Los habitantes del pueblo se congregaron en la plaza, rodeados por los soldados enemigos, mientras el comandante soviético, con el uniforme en harapos, las botas rotas y una barba de varios días, recorría el grupo observando a cada uno. Nadie sostuvo su mirada, cabizbajos, encogidos, expectantes, sólo Katharina fijó sus ojos mansos en el militar y se metió un dedo en la nariz.

– ¿Es retardada mental? preguntó el oficial señalando a la niña

– Nació así, replicó la señora Carlé.

– Entonces no tiene caso llevarla. Déjela aquí.

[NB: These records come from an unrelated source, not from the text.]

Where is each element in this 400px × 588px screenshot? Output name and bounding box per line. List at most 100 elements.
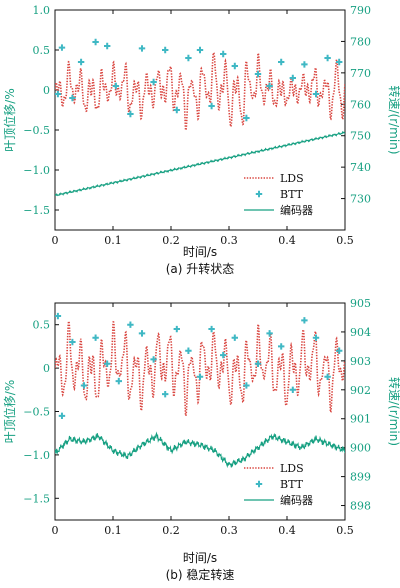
btt-point	[196, 373, 204, 380]
x-tick-label: 0	[52, 234, 59, 247]
x-tick-label: 0.4	[278, 234, 296, 247]
y-right-axis-label: 转速/(r/min)	[387, 85, 400, 154]
x-tick-label: 0.2	[162, 524, 180, 537]
y-left-tick-label: −0.5	[23, 124, 50, 137]
lds-series-line	[55, 318, 345, 416]
series-group	[55, 312, 345, 469]
y-left-tick-label: 0	[43, 84, 50, 97]
y-right-tick-label: 904	[350, 326, 371, 339]
y-right-tick-label: 901	[350, 413, 371, 426]
btt-point	[324, 54, 331, 62]
y-left-tick-label: −1.0	[23, 164, 50, 177]
btt-point	[127, 110, 134, 118]
x-tick-label: 0.3	[220, 234, 238, 247]
btt-point	[231, 334, 238, 341]
legend-label: BTT	[280, 188, 304, 201]
btt-point	[208, 325, 215, 333]
legend-label: 编码器	[280, 203, 313, 217]
y-right-tick-label: 905	[350, 297, 371, 310]
btt-point	[150, 356, 157, 363]
legend-label: BTT	[280, 478, 304, 491]
y-right-tick-label: 750	[350, 130, 371, 143]
y-left-tick-label: 0.5	[33, 319, 51, 332]
btt-point	[150, 78, 157, 86]
chart-panel-0: 0 0.1 0.2 0.3 0.4 0.5 1.0 0.5 0 −0.5 −1.0 −1.5 790 78…	[2, 4, 400, 276]
btt-point	[254, 360, 262, 367]
y-right-tick-label: 780	[350, 35, 371, 48]
btt-point	[173, 106, 180, 114]
btt-point	[312, 90, 320, 98]
btt-point	[289, 386, 296, 393]
legend: LDS BTT 编码器	[244, 172, 313, 217]
chart-panel-1: 0 0.1 0.2 0.3 0.4 0.5 0.5 0 −0.5 −1.0 −1.5 905 904 90…	[2, 297, 400, 582]
btt-point	[69, 338, 76, 346]
btt-point	[92, 38, 99, 46]
y-right-axis-label: 转速/(r/min)	[387, 377, 400, 446]
x-tick-label: 0.3	[220, 524, 238, 537]
x-tick-label: 0	[52, 524, 59, 537]
legend: LDS BTT 编码器	[244, 462, 313, 507]
series-group	[55, 38, 345, 197]
btt-point	[69, 94, 76, 102]
btt-point	[243, 114, 250, 122]
btt-point	[104, 360, 111, 367]
btt-point	[266, 330, 273, 337]
legend-label: LDS	[280, 172, 304, 185]
btt-point	[278, 58, 285, 66]
btt-point	[301, 61, 308, 68]
btt-point	[173, 325, 180, 333]
y-left-tick-label: −0.5	[23, 406, 50, 419]
y-right-tick-label: 740	[350, 161, 371, 174]
btt-point	[289, 74, 296, 82]
btt-point	[278, 343, 285, 350]
btt-point	[301, 317, 308, 324]
encoder-series-line	[55, 431, 345, 469]
legend-swatch-btt	[255, 480, 263, 488]
legend-swatch-btt	[255, 190, 263, 198]
legend-label: 编码器	[280, 493, 313, 507]
btt-point	[58, 44, 66, 51]
btt-point	[162, 46, 169, 54]
x-tick-label: 0.5	[336, 524, 354, 537]
panel-caption: (b) 稳定转速	[166, 567, 235, 582]
y-right-tick-label: 770	[350, 67, 371, 80]
x-axis-label: 时间/s	[183, 551, 217, 565]
btt-point	[138, 45, 146, 52]
y-right-tick-label: 790	[350, 4, 371, 17]
y-right-tick-label: 903	[350, 355, 371, 368]
btt-point	[266, 82, 273, 90]
y-right-tick-label: 730	[350, 193, 371, 206]
btt-point	[254, 70, 262, 78]
y-right-tick-label: 760	[350, 98, 371, 111]
legend-label: LDS	[280, 462, 304, 475]
btt-point	[220, 50, 227, 58]
y-left-axis-label: 叶顶位移/%	[2, 380, 17, 443]
btt-point	[115, 377, 122, 385]
y-left-axis-label: 叶顶位移/%	[2, 88, 17, 151]
btt-point	[112, 82, 120, 90]
btt-point	[312, 334, 320, 341]
btt-point	[336, 58, 343, 66]
lds-series-line	[55, 50, 345, 131]
btt-point	[185, 347, 192, 354]
btt-point	[58, 412, 66, 420]
btt-point	[55, 312, 62, 320]
y-left-tick-label: 0	[43, 362, 50, 375]
btt-point	[196, 46, 204, 54]
x-tick-label: 0.2	[162, 234, 180, 247]
btt-point	[80, 382, 88, 389]
y-right-tick-label: 898	[350, 500, 371, 513]
y-right-tick-label: 900	[350, 442, 371, 455]
btt-point	[138, 330, 146, 337]
btt-point	[127, 321, 134, 328]
btt-point	[104, 42, 111, 50]
btt-point	[77, 58, 85, 66]
plot-frame	[54, 9, 346, 231]
y-left-tick-label: 1.0	[33, 4, 51, 17]
y-left-tick-label: −1.5	[23, 204, 50, 217]
y-left-tick-label: −1.5	[23, 492, 50, 505]
x-tick-label: 0.4	[278, 524, 296, 537]
panel-caption: (a) 升转状态	[166, 261, 235, 276]
x-tick-label: 0.1	[104, 524, 122, 537]
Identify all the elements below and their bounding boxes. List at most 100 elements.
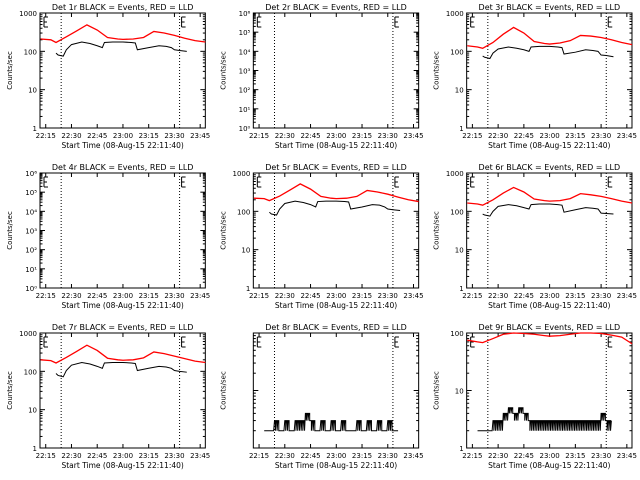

– No puede quedarse sola, por favor, permítale ir con nosotros.

– Como quiera.

Bajo un sol tenue de primavera aguardaron más de dos horas de pie, apuntados por las armas, los viejos apoyándose en los más fuertes, los niños dormidos en el suelo, los más pequeños en brazos de sus padres, hasta que por fin dieron la orden de partir y echaron todos a andar detrás del jeep del comandante, vigilados por los soldados que los apuraban, en una fila lenta encabezada por el alcalde y el director de la escuela, únicas autoridades aún reconocidas en la catástrofe de los últimos tiempos. Caminaron en silencio, inquietos, volviéndose para mirar los techos de sus casas asomando entre las colinas, preguntándose cada uno hacia dónde los conducían, hasta que fue evidente que tomaban la dirección del campo de prisioneros y el alma se les encogió como un puño.